COTE D'IVOIRE : Les grandes lignes de la nouvelle constitution version Ouattara

La "création d’un poste de vice-président, élu au suffrage universel direct, en même temps que le président de la République (...) pour garantir la paix et la stabilité", est l’une des principales "innovations" du nouveau texte, a déclaré Alassane Ouattara, dans son traditionnel discours à la Nation, à la veille de la commémoration du 56e anniversaire de l’indépendance de la Côte
d’Ivoire.

"En cas de vacance de pouvoir, il (le vice-président) garantit la continuité de l’Etat d’une part et le respect du calendrier électoral d’autre part", a-t-il expliqué.
La nouvelle Constitution doit, en outre, doter la Côte d’Ivoire d’un "sénat" composé "d’anciens serviteurs de l’Etat, de personnalités de qualité", qui cohabiteront avec l’Assemblée nationale.

"Il nous faut écrire de nouvelles pages de notre histoire", a souligné Alassane Ouattara.
"Ces propositions seront soumises à votre décision, à la fin du mois d’octobre de cette année.

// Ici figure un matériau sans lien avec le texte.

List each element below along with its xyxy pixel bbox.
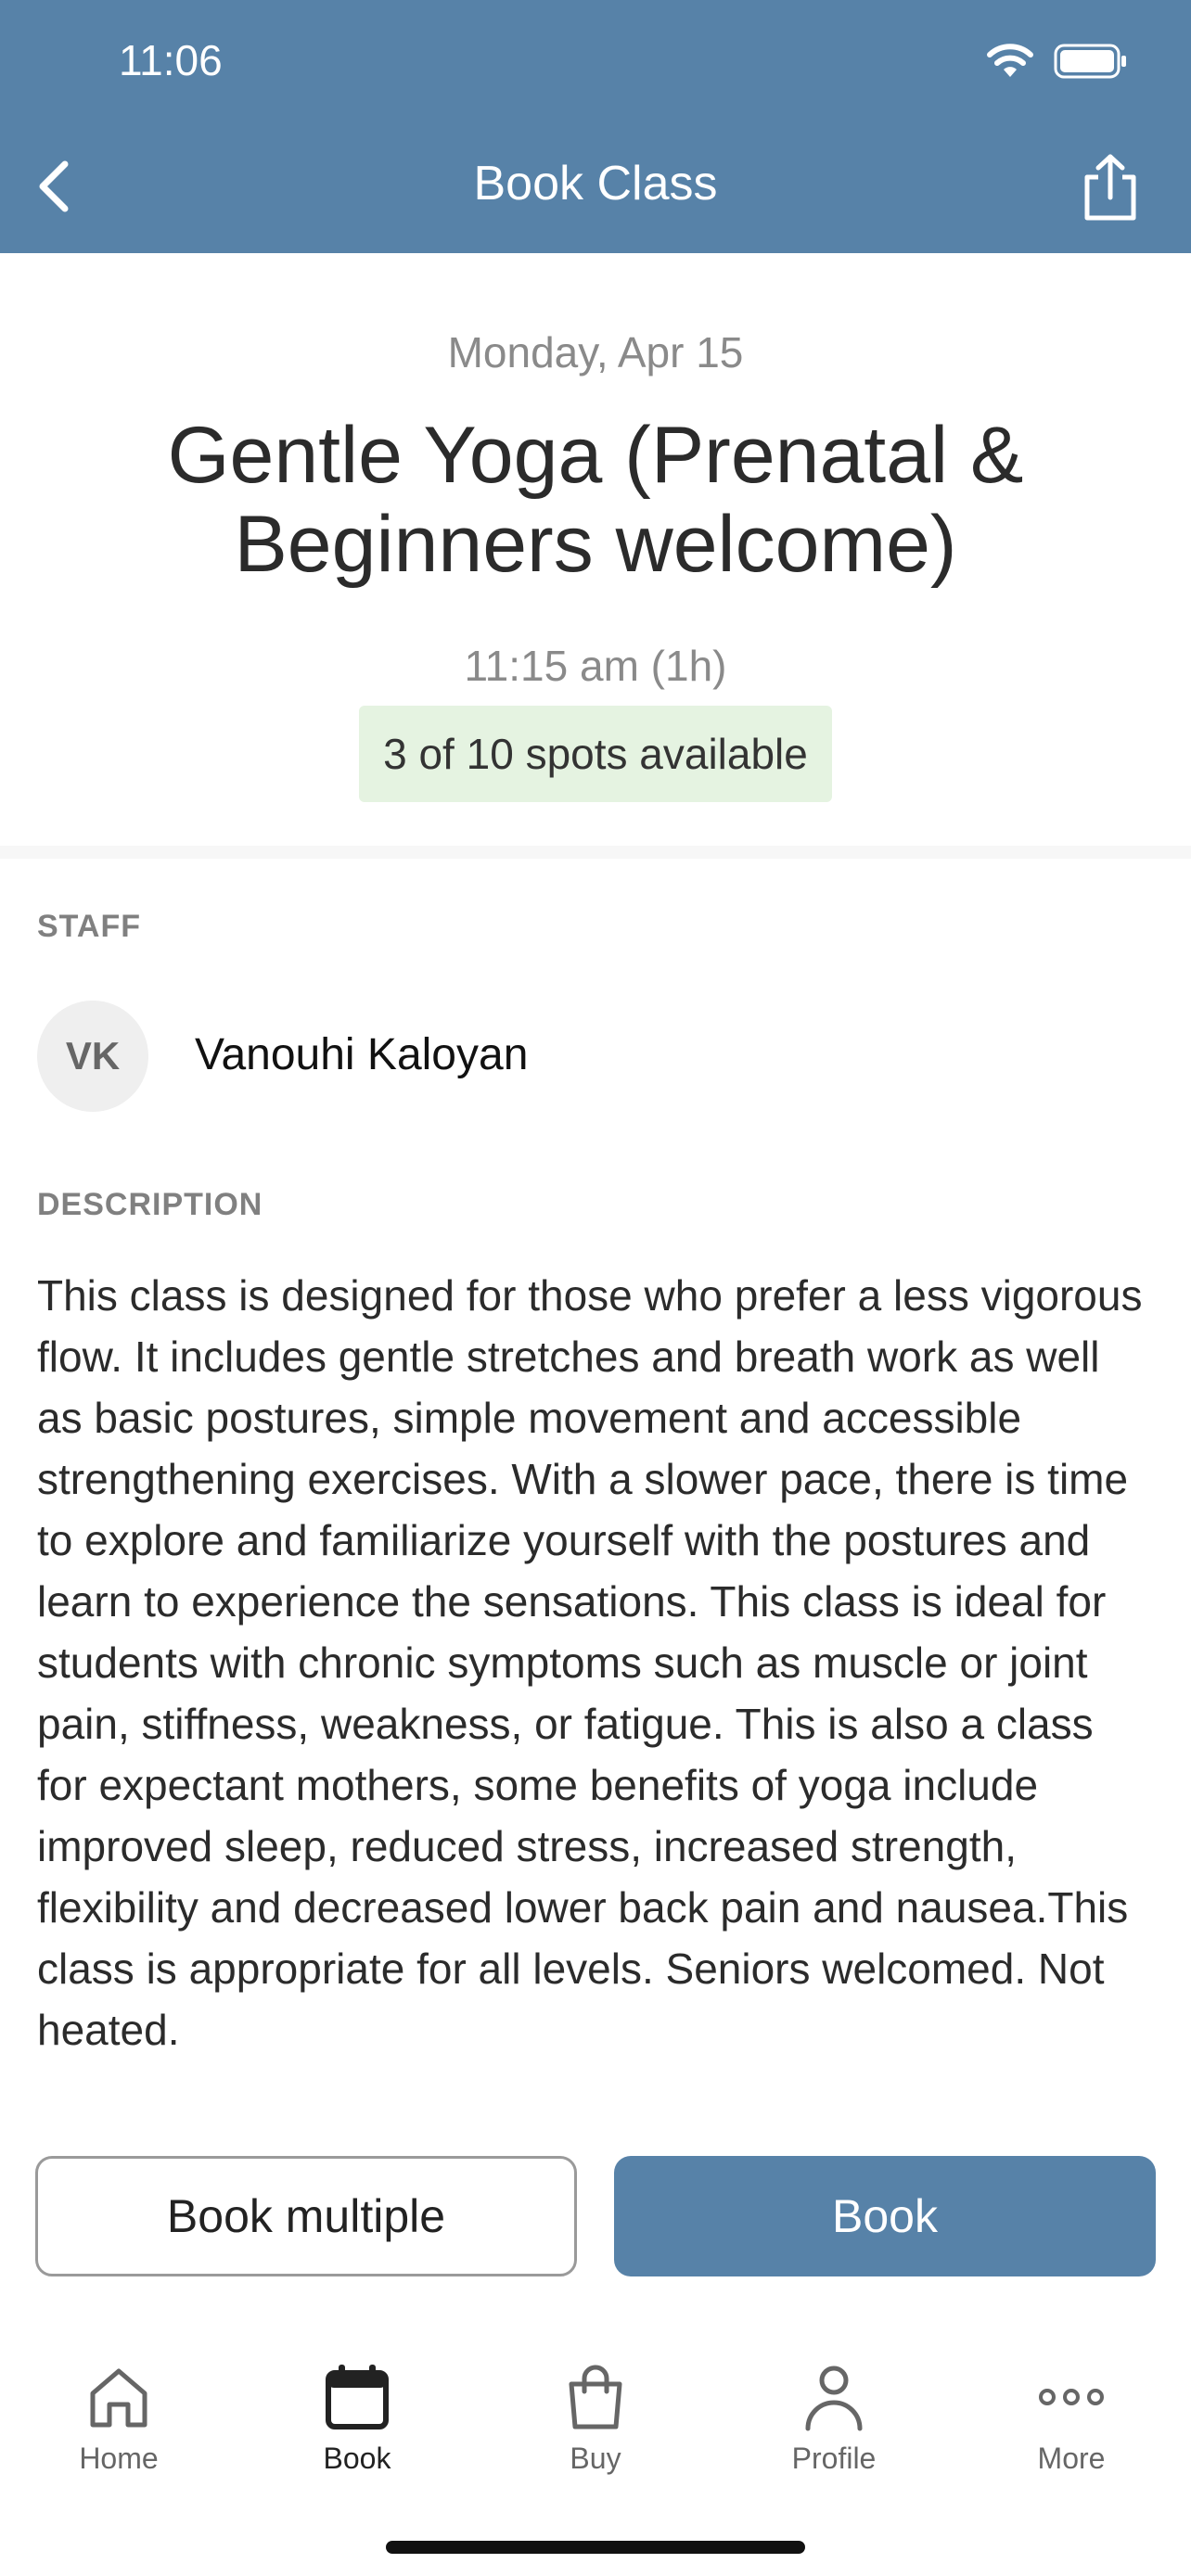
home-indicator [386, 2541, 805, 2554]
battery-icon [1054, 44, 1126, 79]
person-icon [805, 2366, 863, 2431]
spots-available-badge: 3 of 10 spots available [359, 706, 832, 802]
description-scroll-area[interactable]: This class is designed for those who pre… [37, 1265, 1150, 2093]
tab-label-buy: Buy [570, 2442, 621, 2475]
home-icon [90, 2368, 147, 2428]
status-time: 11:06 [119, 36, 223, 84]
tab-label-profile: Profile [791, 2442, 877, 2475]
book-multiple-button[interactable]: Book multiple [35, 2156, 577, 2276]
tab-profile[interactable]: Profile [741, 2360, 927, 2476]
class-title: Gentle Yoga (Prenatal & Beginners welcom… [167, 411, 1024, 589]
staff-section-label: STAFF [37, 909, 142, 944]
description-section-label: DESCRIPTION [37, 1187, 263, 1222]
tab-label-book: Book [323, 2442, 391, 2475]
page-title: Book Class [473, 157, 718, 210]
tab-label-home: Home [79, 2442, 159, 2475]
tab-label-more: More [1037, 2442, 1106, 2475]
staff-name[interactable]: Vanouhi Kaloyan [195, 1029, 528, 1080]
tab-buy[interactable]: Buy [503, 2360, 688, 2476]
status-icons [987, 43, 1128, 80]
class-date: Monday, Apr 15 [447, 328, 744, 376]
staff-avatar[interactable]: VK [37, 1001, 148, 1112]
tab-book[interactable]: Book [264, 2360, 450, 2476]
calendar-icon [326, 2365, 389, 2429]
book-button[interactable]: Book [614, 2156, 1156, 2276]
tab-more[interactable]: More [979, 2360, 1164, 2476]
tab-home[interactable]: Home [26, 2360, 211, 2476]
class-time: 11:15 am (1h) [464, 642, 727, 690]
class-summary: Monday, Apr 15 Gentle Yoga (Prenatal & B… [0, 253, 1191, 847]
shopping-bag-icon [569, 2365, 622, 2429]
more-icon [1039, 2389, 1104, 2405]
wifi-icon [987, 44, 1033, 77]
share-icon[interactable] [1076, 153, 1145, 222]
section-divider [0, 846, 1191, 859]
header: 11:06 Book Class [0, 0, 1191, 253]
description-text: This class is designed for those who pre… [37, 1271, 1143, 2054]
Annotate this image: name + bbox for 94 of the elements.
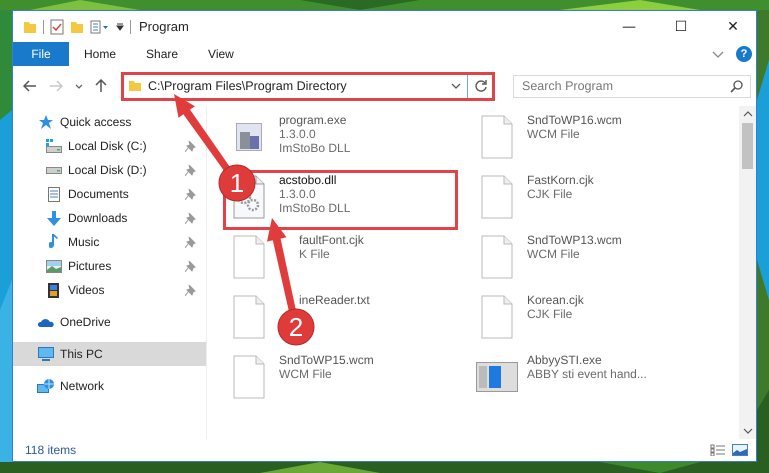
file-detail: 1.3.0.0 [279,127,317,141]
scrollbar-thumb[interactable] [742,123,753,169]
download-arrow-icon [46,210,60,226]
nav-item[interactable]: This PC [13,342,206,366]
music-note-icon [48,234,58,250]
search-icon[interactable] [730,80,743,92]
step-badge [278,308,314,346]
step-number: 2 [288,312,304,342]
pin-icon[interactable] [185,212,196,224]
file-detail: WCM File [527,127,581,141]
file-detail: ImStoBo DLL [279,201,350,215]
file-icon[interactable] [481,295,513,339]
program-icon[interactable] [236,123,262,151]
file-name[interactable]: AbbyySTI.exe [527,354,647,367]
scroll-up-icon[interactable] [742,111,752,117]
window-icon[interactable] [476,362,518,392]
folder-icon[interactable] [23,20,37,32]
nav-item[interactable]: Network [13,374,206,398]
file-detail: CJK File [527,307,574,321]
pin-icon[interactable] [185,260,196,272]
file-detail: K File [299,247,331,261]
file-name[interactable]: acstobo.dll [279,174,350,187]
file-name[interactable]: faultFont.cjk [299,234,364,247]
file-icon[interactable] [233,235,265,279]
chevron-down-icon[interactable] [451,83,461,89]
drive-icon [46,166,62,174]
ribbon-tab[interactable]: Home [69,42,132,66]
star-icon [38,114,54,130]
large-icons-view-icon[interactable] [732,444,748,456]
minimize-button[interactable]: — [606,11,652,42]
nav-item[interactable]: Downloads [13,206,206,230]
file-icon[interactable] [481,115,513,159]
search-field[interactable]: Search Program [513,74,751,98]
ribbon-tab[interactable]: View [193,42,249,66]
file-name[interactable]: SndToWP15.wcm [279,354,374,367]
close-button[interactable]: ✕ [710,11,756,42]
picture-icon [46,260,62,272]
cloud-icon [38,318,54,326]
file-icon[interactable] [233,295,265,339]
chevron-down-icon[interactable] [75,84,83,88]
nav-item[interactable]: OneDrive [13,310,206,334]
nav-item[interactable]: Pictures [13,254,206,278]
pin-icon[interactable] [185,164,196,176]
refresh-icon[interactable] [474,79,488,93]
back-arrow-icon[interactable] [23,80,37,92]
window-title: Program [139,19,189,34]
forward-arrow-icon[interactable] [49,80,63,92]
step-badge [218,164,256,202]
ribbon-tab[interactable]: Share [131,42,194,66]
address-bar[interactable]: C:\Program Files\Program Directory [121,72,495,100]
film-icon [48,282,59,298]
file-detail: 1.3.0.0 [279,187,317,201]
file-name[interactable]: FastKorn.cjk [527,174,594,187]
dropdown-icon[interactable] [116,22,124,30]
file-name[interactable]: Korean.cjk [527,294,584,307]
nav-item[interactable]: Local Disk (C:) [13,134,206,158]
pin-icon[interactable] [185,140,196,152]
checklist-icon[interactable] [50,18,64,34]
file-detail: ImStoBo DLL [279,141,350,155]
pin-icon[interactable] [185,236,196,248]
network-globe-icon [37,378,54,394]
file-detail: CJK File [527,187,574,201]
file-detail: ABBY sti event hand... [527,367,647,381]
file-icon[interactable] [233,355,265,399]
file-detail: WCM File [279,367,333,381]
nav-item[interactable]: Music [13,230,206,254]
file-name[interactable]: program.exe [279,114,350,127]
scroll-down-icon[interactable] [742,428,752,434]
pin-icon[interactable] [185,284,196,296]
ribbon-tab[interactable]: File [13,42,69,66]
nav-item[interactable]: Documents [13,182,206,206]
file-detail: WCM File [527,247,581,261]
pin-icon[interactable] [185,188,196,200]
details-view-icon[interactable] [710,444,726,456]
file-name[interactable]: SndToWP13.wcm [527,234,622,247]
nav-item[interactable]: Local Disk (D:) [13,158,206,182]
properties-icon[interactable] [90,20,110,34]
folder-icon[interactable] [70,20,84,32]
maximize-button[interactable]: ☐ [658,11,704,42]
help-button[interactable]: ? [736,46,752,62]
monitor-icon [38,346,54,362]
document-icon [48,186,60,202]
file-name[interactable]: ineReader.txt [299,294,370,307]
nav-item[interactable]: Videos [13,278,206,302]
up-arrow-icon[interactable] [95,79,107,93]
item-count: 118 items [25,443,76,457]
file-icon[interactable] [481,175,513,219]
file-icon[interactable] [481,235,513,279]
folder-icon [128,80,142,92]
step-number: 1 [230,168,244,198]
drive-icon [46,139,62,153]
chevron-down-icon[interactable] [712,50,724,58]
nav-item[interactable]: Quick access [13,110,206,134]
file-name[interactable]: SndToWP16.wcm [527,114,622,127]
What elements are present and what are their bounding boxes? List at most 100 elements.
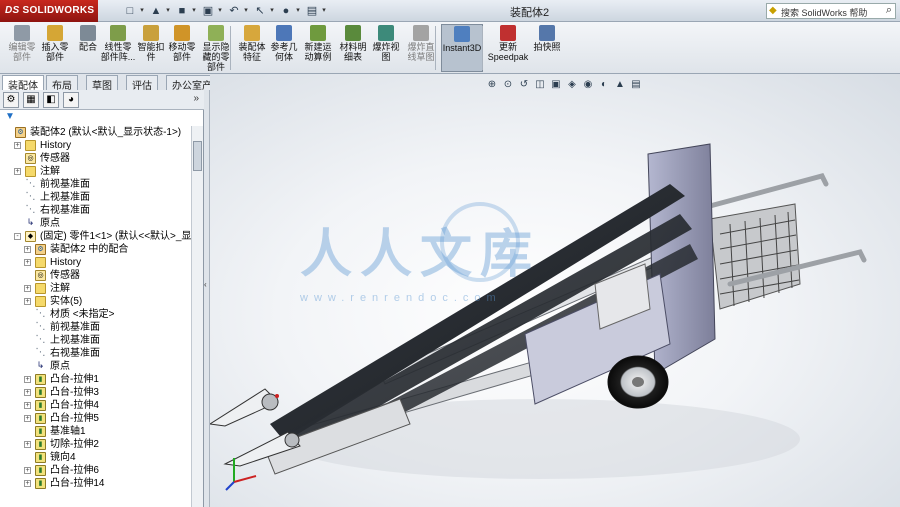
tree-node[interactable]: ◎ 传感器 bbox=[0, 269, 191, 282]
command-tab-1[interactable]: 布局 bbox=[46, 75, 78, 92]
tree-node[interactable]: + ▮ 凸台-拉伸4 bbox=[0, 399, 191, 412]
solidworks-logo[interactable]: DS SOLIDWORKS bbox=[0, 0, 98, 22]
tree-node[interactable]: ⋱ 上视基准面 bbox=[0, 334, 191, 347]
display-manager-tab-icon[interactable]: ◕ bbox=[63, 92, 79, 108]
exploded-view-button[interactable]: 爆炸视图 bbox=[367, 24, 405, 72]
edit-appearance-icon[interactable]: ◐ bbox=[597, 78, 611, 92]
tree-node[interactable]: + ▮ 凸台-拉伸14 bbox=[0, 477, 191, 490]
search-icon[interactable]: ⌕ bbox=[886, 4, 892, 17]
zoom-to-area-icon[interactable]: ⊙ bbox=[501, 78, 515, 92]
expand-node-icon[interactable]: + bbox=[24, 259, 31, 266]
reference-geometry-button[interactable]: 参考几 何体 bbox=[265, 24, 303, 72]
tree-node[interactable]: ⚙ 装配体2 (默认<默认_显示状态-1>) bbox=[0, 126, 191, 139]
command-tab-2[interactable]: 草图 bbox=[86, 75, 118, 92]
tree-node[interactable]: + ▮ 切除-拉伸2 bbox=[0, 438, 191, 451]
expand-node-icon[interactable]: + bbox=[24, 441, 31, 448]
expand-node-icon[interactable]: + bbox=[14, 142, 21, 149]
tree-node[interactable]: ▮ 镜向4 bbox=[0, 451, 191, 464]
tree-node[interactable]: + History bbox=[0, 256, 191, 269]
help-search-input[interactable]: ◆ 搜索 SolidWorks 帮助 ⌕ bbox=[766, 3, 896, 19]
tree-node[interactable]: ⋱ 右视基准面 bbox=[0, 204, 191, 217]
tree-node[interactable]: + History bbox=[0, 139, 191, 152]
reference-geometry-label: 参考几 何体 bbox=[270, 42, 298, 62]
print-icon[interactable]: ▣ bbox=[200, 3, 216, 19]
section-view-icon[interactable]: ◫ bbox=[533, 78, 547, 92]
tree-node[interactable]: + ▮ 凸台-拉伸5 bbox=[0, 412, 191, 425]
tree-node[interactable]: + 注解 bbox=[0, 282, 191, 295]
tree-node[interactable]: + ▮ 凸台-拉伸1 bbox=[0, 373, 191, 386]
tree-node[interactable]: ▮ 基准轴1 bbox=[0, 425, 191, 438]
tree-node[interactable]: + ▮ 凸台-拉伸6 bbox=[0, 464, 191, 477]
property-manager-tab-icon[interactable]: ▦ bbox=[23, 92, 39, 108]
expand-node-icon[interactable]: + bbox=[24, 298, 31, 305]
expand-node-icon[interactable]: + bbox=[24, 285, 31, 292]
plane-icon: ⋱ bbox=[25, 178, 36, 189]
tree-node[interactable]: ⋱ 前视基准面 bbox=[0, 178, 191, 191]
assembly-model[interactable] bbox=[210, 134, 900, 507]
tree-scrollbar[interactable] bbox=[191, 126, 203, 507]
show-hidden-label: 显示隐 藏的零 部件 bbox=[202, 42, 230, 72]
expand-node-icon[interactable]: + bbox=[24, 467, 31, 474]
expand-panel-icon[interactable]: » bbox=[193, 93, 199, 104]
tree-node[interactable]: ◎ 传感器 bbox=[0, 152, 191, 165]
command-tab-0[interactable]: 装配体 bbox=[2, 75, 44, 92]
instant3d-button[interactable]: Instant3D bbox=[441, 24, 483, 72]
tree-node[interactable]: ⋱ 上视基准面 bbox=[0, 191, 191, 204]
zoom-to-fit-icon[interactable]: ⊕ bbox=[485, 78, 499, 92]
filter-icon[interactable]: ▼ bbox=[5, 111, 15, 122]
tree-node[interactable]: ⋱ 材质 <未指定> bbox=[0, 308, 191, 321]
collapse-node-icon[interactable]: - bbox=[14, 233, 21, 240]
dropdown-arrow-icon[interactable]: ▾ bbox=[216, 3, 224, 19]
tree-node[interactable]: + ⚙ 装配体2 中的配合 bbox=[0, 243, 191, 256]
feature-manager-tab-icon[interactable]: ⚙ bbox=[3, 92, 19, 108]
sensor-icon: ◎ bbox=[35, 270, 46, 281]
expand-node-icon[interactable]: + bbox=[14, 168, 21, 175]
dropdown-arrow-icon[interactable]: ▾ bbox=[268, 3, 276, 19]
collapse-panel-icon[interactable]: ‹ bbox=[204, 280, 207, 289]
asm-icon: ⚙ bbox=[15, 127, 26, 138]
expand-node-icon[interactable]: + bbox=[24, 389, 31, 396]
scrollbar-thumb[interactable] bbox=[193, 141, 202, 171]
select-icon[interactable]: ↖ bbox=[252, 3, 268, 19]
move-component-button[interactable]: 移动零 部件 bbox=[163, 24, 201, 72]
tree-node[interactable]: -◆ (固定) 零件1<1> (默认<<默认>_显示状态 bbox=[0, 230, 191, 243]
display-style-icon[interactable]: ◈ bbox=[565, 78, 579, 92]
expand-node-icon[interactable]: + bbox=[24, 402, 31, 409]
graphics-area[interactable]: ⊕ ⊙ ↺ ◫ ▣ ◈ ◉ ◐ ▲ ▤ 人人文库 www.renrendoc.c… bbox=[210, 74, 900, 507]
undo-icon[interactable]: ↶ bbox=[226, 3, 242, 19]
rebuild-icon[interactable]: ● bbox=[278, 3, 294, 19]
dropdown-arrow-icon[interactable]: ▾ bbox=[320, 3, 328, 19]
new-motion-study-button[interactable]: 新建运 动算例 bbox=[299, 24, 337, 72]
tree-node[interactable]: ↳ 原点 bbox=[0, 217, 191, 230]
configuration-manager-tab-icon[interactable]: ◧ bbox=[43, 92, 59, 108]
dropdown-arrow-icon[interactable]: ▾ bbox=[294, 3, 302, 19]
hide-show-items-icon[interactable]: ◉ bbox=[581, 78, 595, 92]
dropdown-arrow-icon[interactable]: ▾ bbox=[190, 3, 198, 19]
expand-node-icon[interactable]: + bbox=[24, 246, 31, 253]
expand-node-icon[interactable]: + bbox=[24, 376, 31, 383]
feature-manager-panel: » ⚙ ▦ ◧ ◕ ▼ ⚙ 装配体2 (默认<默认_显示状态-1>) + History ◎ 传… bbox=[0, 90, 204, 507]
tree-node[interactable]: ⋱ 右视基准面 bbox=[0, 347, 191, 360]
tree-node[interactable]: + ▮ 凸台-拉伸3 bbox=[0, 386, 191, 399]
new-doc-icon[interactable]: □ bbox=[122, 3, 138, 19]
tree-node[interactable]: + 注解 bbox=[0, 165, 191, 178]
tree-node[interactable]: ⋱ 前视基准面 bbox=[0, 321, 191, 334]
dropdown-arrow-icon[interactable]: ▾ bbox=[242, 3, 250, 19]
save-icon[interactable]: ■ bbox=[174, 3, 190, 19]
previous-view-icon[interactable]: ↺ bbox=[517, 78, 531, 92]
expand-node-icon[interactable]: + bbox=[24, 480, 31, 487]
dropdown-arrow-icon[interactable]: ▾ bbox=[164, 3, 172, 19]
options-icon[interactable]: ▤ bbox=[304, 3, 320, 19]
tree-node[interactable]: + 实体(5) bbox=[0, 295, 191, 308]
command-tab-3[interactable]: 评估 bbox=[126, 75, 158, 92]
smart-fasteners-label: 智能扣件 bbox=[137, 42, 165, 62]
tree-node[interactable]: ↳ 原点 bbox=[0, 360, 191, 373]
dropdown-arrow-icon[interactable]: ▾ bbox=[138, 3, 146, 19]
view-orientation-icon[interactable]: ▣ bbox=[549, 78, 563, 92]
view-settings-icon[interactable]: ▤ bbox=[629, 78, 643, 92]
take-snapshot-button[interactable]: 拍快照 bbox=[528, 24, 566, 72]
apply-scene-icon[interactable]: ▲ bbox=[613, 78, 627, 92]
update-speedpak-button[interactable]: 更新 Speedpak bbox=[487, 24, 529, 72]
expand-node-icon[interactable]: + bbox=[24, 415, 31, 422]
open-doc-icon[interactable]: ▲ bbox=[148, 3, 164, 19]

Le dernier mot vous reviendra", a-t-il.

La rédaction d’une nouvelle Constitution était l’une des promesses de campagne d’Alassane Ouattara, réélu pour un second et dernier mandat de cinq ans, en octobre 2015.
Cela dit, vingt-trois partis d’opposition dont le Front Populaire Ivoirien (FPI), fondé par l’ancien président, Laurent Gbagbo, ont adopté, dernièrement, une déclaration commune refusant le référendum sur une nouvelle Constitution.

Les opposants demandent la "convocation d’une assemblée constituante" et critiquent de nombreux autres choix. "La nomination d’un vice-président vise en réalité à lui (Ouattara) permettre de choisir son successeur ce qui traduirait une dévolution monarchique du pouvoir", disent-ils.

"La multiplication de nouvelles institutions, vice-présidence, sénat, Chambre des rois, dans une période où le budget de l’Etat s’avère insuffisant pour faire face à l’amélioration du niveau de vie des populations est anachronique", estiment-ils.

Rappelant les dernières manifestations contre le coût élevé de l’électricité qui ont fait un mort, et qu’il a dénoncé, le chef de l’Etat a affirmé qu’un "audit" des facturations de la compagnie ivoirienne d’électricité est en cours.